Hari
Rabu lalu kami sudah menurunkan sebuah tulisan terkait masalah Ustadz Abdul
Somad (UAS) lewat judul tulisan “Siapa yang Dihina dalam Kasus Ustadz Abdul Somad”. Sejak itu, persoalan UAS tidak
berhenti. Malah semakin menjadi. Memang UAS sudah memberikan klarifikasi. Dengan klarifikasi itu, UAS merasa dirinya tak bersalah sehingga juga merasa tak perlu minta maaf. Setidaknya
ada 3 poin penting dalam klarifikasi, yang seakan mendapat dukungan dari MUI,
yaitu:
1.
Konteks ceramahnya saat itu sedang menjawab
pertanyaan salah seorang pendengar;
2.
Ceramahnya diberikan kepada kalangan
tertutup (artinya, tidak bersifat publik);
3.
Ceramahnya sudah terjadi 3 tahun lalu.
Sepertinya
penjelasan UAS ini masuk akal MUI dan terasa menyejukkan, sehingga MUI pun
berharap semoga klarifikasi tersebut dapat menyejukkan suasana. Menjadi
persoalan, 3 poin yang disampaikan UAS itu sama sekali tidak menyentuh inti
persoalan, yaitu penghinaan agama. Hal inilah yang dipersoalkan oleh mereka
yang masih punya otak (akal budi). Bagi mereka, bukan persoalan dimana
disampaikan ceramah itu, bukan pula kepada siapa ceramah itu disampaikan atau
bukan juga soal cerahmah itu dalam konteks menjawab pertanyaan, tetapi
PERSOALANNYA ADALAH APA YANG DISAMPAIKAN. Mungkin UAS dan juga MUI tidak sadar
dan tidak tahu soal apa yang disampaikan.
Kita
dapat mengajukan sebuah perbandingan untuk memahami logika piker argumen UAS,
yang seolah diamini MUI. Di Bangka, salah satu durian paling enak adalah durian
tai babi. Dapat dikatakan orang
Bangka pencinta durian pasti tahu akan hal itu dan sepakat. Suatu hari ada orang luar
Bangka melihat durian tai babi, lantas
berkomentar bahwa durian itu tidak enak. Alasan argumennya adalah karena
melihat duri durian itu, bentuknya dan juga warnanya. Jadi, enaknya durian
bukan dilihat dari rasa setelah mencicipi, tapi dari tampilan luar. Tentulah,
terhadap argumen ini orang Bangka akan bilang, “Dasar buduh!”
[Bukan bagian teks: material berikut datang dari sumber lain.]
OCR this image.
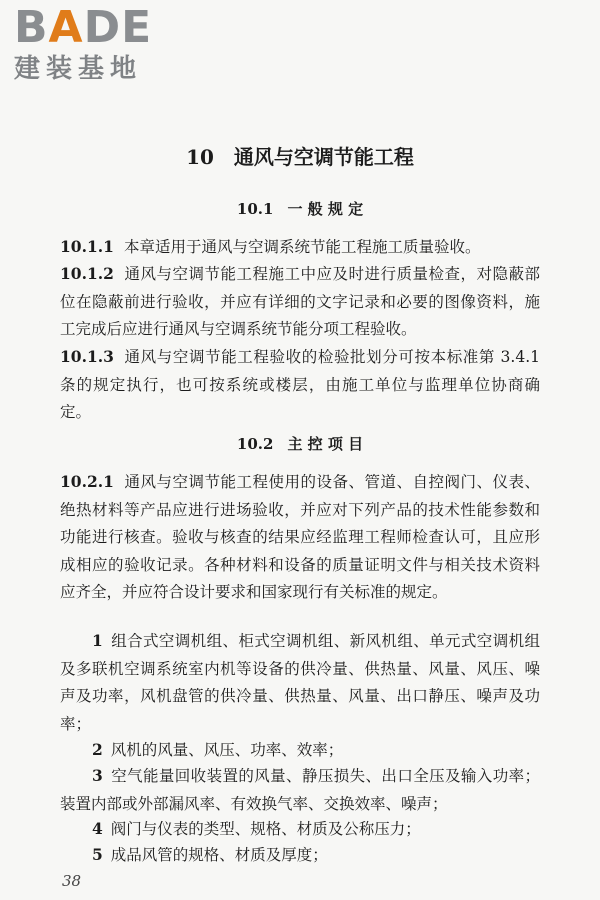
BADE
建装基地
10 通风与空调节能工程
10.1 一 般 规 定
10.1.1 本章适用于通风与空调系统节能工程施工质量验收。
10.1.2 通风与空调节能工程施工中应及时进行质量检查，对隐蔽部位在隐蔽前进行验收，并应有详细的文字记录和必要的图像资料，施工完成后应进行通风与空调系统节能分项工程验收。
10.1.3 通风与空调节能工程验收的检验批划分可按本标准第 3.4.1 条的规定执行，也可按系统或楼层，由施工单位与监理单位协商确定。
10.2 主 控 项 目
10.2.1 通风与空调节能工程使用的设备、管道、自控阀门、仪表、绝热材料等产品应进行进场验收，并应对下列产品的技术性能参数和功能进行核查。验收与核查的结果应经监理工程师检查认可，且应形成相应的验收记录。各种材料和设备的质量证明文件与相关技术资料应齐全，并应符合设计要求和国家现行有关标准的规定。
1 组合式空调机组、柜式空调机组、新风机组、单元式空调机组及多联机空调系统室内机等设备的供冷量、供热量、风量、风压、噪声及功率，风机盘管的供冷量、供热量、风量、出口静压、噪声及功率；
2 风机的风量、风压、功率、效率；
3 空气能量回收装置的风量、静压损失、出口全压及输入功率；装置内部或外部漏风率、有效换气率、交换效率、噪声；
4 阀门与仪表的类型、规格、材质及公称压力；
5 成品风管的规格、材质及厚度；
38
Demikian pula halnya dengan argumen UAS. Pernyataannya sama sekali tidak menyentuh inti persoalan, yaitu apa yang diucapkannya. Dia hanya berargumen di level permukaan, yaitu ceramah yang bersifat tertutup, menjawab pertanyaan pendengar dan terjadi 3 tahun lalu. Dari argumen permukaan ini, UAS lantas berpendapat tidak salah dan tidak ada penghinaan. Akan tetapi, terlepas dari persoalan itu, permasalahan ceramah keagamaan UAS ini justru membawa situasi dilematik, bukan saja bagi polisi tetapi juga bagi umat islam. Tentulah semua ini mengandainya orang paham dan sadar akan apa yang dihadapinya.